Q: What is the final training error and loss of the model? After how many epochs do you get a perfect classification? Why do they evolve like this?

Hint: you may need to avoid plotting the error/loss during the first 20 epochs or so to observe the effect.

A: The training error reaches quickly 0, but the loss still decreases for a number of epochs. This is because the probability vector y is a correct prediction for the class (the maximum probability corresponds to the correct class) but not with a probability of 1 yet. The loss continues to evolve even when there is no error, as it wants to bring the probability vector as close as possible to a binary vector.

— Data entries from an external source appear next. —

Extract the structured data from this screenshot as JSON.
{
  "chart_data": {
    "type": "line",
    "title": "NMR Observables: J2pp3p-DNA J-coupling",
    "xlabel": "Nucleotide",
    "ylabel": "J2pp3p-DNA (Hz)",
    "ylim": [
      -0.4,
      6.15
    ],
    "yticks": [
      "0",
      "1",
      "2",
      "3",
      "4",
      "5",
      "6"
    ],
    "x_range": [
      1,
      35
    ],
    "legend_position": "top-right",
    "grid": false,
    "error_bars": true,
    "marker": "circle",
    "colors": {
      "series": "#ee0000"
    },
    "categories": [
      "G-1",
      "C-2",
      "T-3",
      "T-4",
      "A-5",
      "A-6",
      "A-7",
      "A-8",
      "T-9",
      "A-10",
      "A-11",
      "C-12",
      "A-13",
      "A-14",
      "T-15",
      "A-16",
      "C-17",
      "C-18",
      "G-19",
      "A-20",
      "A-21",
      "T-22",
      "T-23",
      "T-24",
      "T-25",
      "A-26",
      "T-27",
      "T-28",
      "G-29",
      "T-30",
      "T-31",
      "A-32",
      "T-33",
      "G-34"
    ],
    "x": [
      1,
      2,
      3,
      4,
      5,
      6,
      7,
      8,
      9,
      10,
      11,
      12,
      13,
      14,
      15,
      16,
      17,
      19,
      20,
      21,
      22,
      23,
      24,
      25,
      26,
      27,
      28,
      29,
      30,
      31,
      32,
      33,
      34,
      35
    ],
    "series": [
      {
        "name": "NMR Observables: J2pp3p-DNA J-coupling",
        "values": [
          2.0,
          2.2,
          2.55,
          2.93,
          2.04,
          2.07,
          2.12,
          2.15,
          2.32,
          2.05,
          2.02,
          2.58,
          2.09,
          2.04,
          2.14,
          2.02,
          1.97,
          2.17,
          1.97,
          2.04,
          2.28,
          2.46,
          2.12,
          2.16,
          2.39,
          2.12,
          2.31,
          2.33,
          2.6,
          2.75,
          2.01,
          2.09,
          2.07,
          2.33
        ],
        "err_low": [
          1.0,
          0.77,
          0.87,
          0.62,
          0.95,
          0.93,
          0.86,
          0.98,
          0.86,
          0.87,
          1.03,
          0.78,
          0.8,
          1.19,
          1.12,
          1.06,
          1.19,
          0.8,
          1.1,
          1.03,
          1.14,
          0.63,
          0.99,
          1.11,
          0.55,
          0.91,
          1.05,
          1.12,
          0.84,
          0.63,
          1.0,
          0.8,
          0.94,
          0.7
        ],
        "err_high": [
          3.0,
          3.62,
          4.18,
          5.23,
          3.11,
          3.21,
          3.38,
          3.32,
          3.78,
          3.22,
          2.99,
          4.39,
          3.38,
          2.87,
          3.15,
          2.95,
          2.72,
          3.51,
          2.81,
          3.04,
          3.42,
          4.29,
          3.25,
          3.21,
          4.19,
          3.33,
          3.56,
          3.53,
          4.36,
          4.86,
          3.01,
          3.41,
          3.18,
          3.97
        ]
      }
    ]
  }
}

This is the main difference with the mean square error (mse) loss function: as soon as there are no errors, the mse loss becomes 0 and learning stops. In classification problems, one should therefore track the loss function, not the training error.

Q: Compare the evolution of the training and test errors during training. What happens?

The test error is higher than the final training error, as the examples were not used for training. This is a classical sign of overfitting, although the model is linear. Regularization may help.

If you let the network learn for more epochs, the validation error may even start to go up: you need early stopping.

Q: The following cell samples 12 misclassified images from the test and shows the predicted class together with the ground truth. What do you think?

misclassified = []

for i in range(N_test):
    pred = softmax(np.dot(W, X_test[i, :]) + b).argmax()
    if pred != t_test[i, :].argmax():
        misclassified.append([X_test[i, :].reshape((8, 8)), t_test[i, :].argmax(), pred])
        if len(misclassified) > 12: break
        
        
plt.figure(figsize=(16, 12))
for i in range(12):
    if i < len(misclassified):
        X, t, pred = misclassified[i]
        plt.subplot(3, 4, i+1)
        plt.imshow(X, cmap="gray")
        plt.title("Label " + str(t) + " ; Prediction " + str(pred))
    
plt.show()

A: For some misclassified images, the mistakes are quite understandable, so the classifier did a quite good job. Real-world data are never clean, there always are some bad annotations. It is therefore important to use methods that are robust to outliers, such as soft classifiers.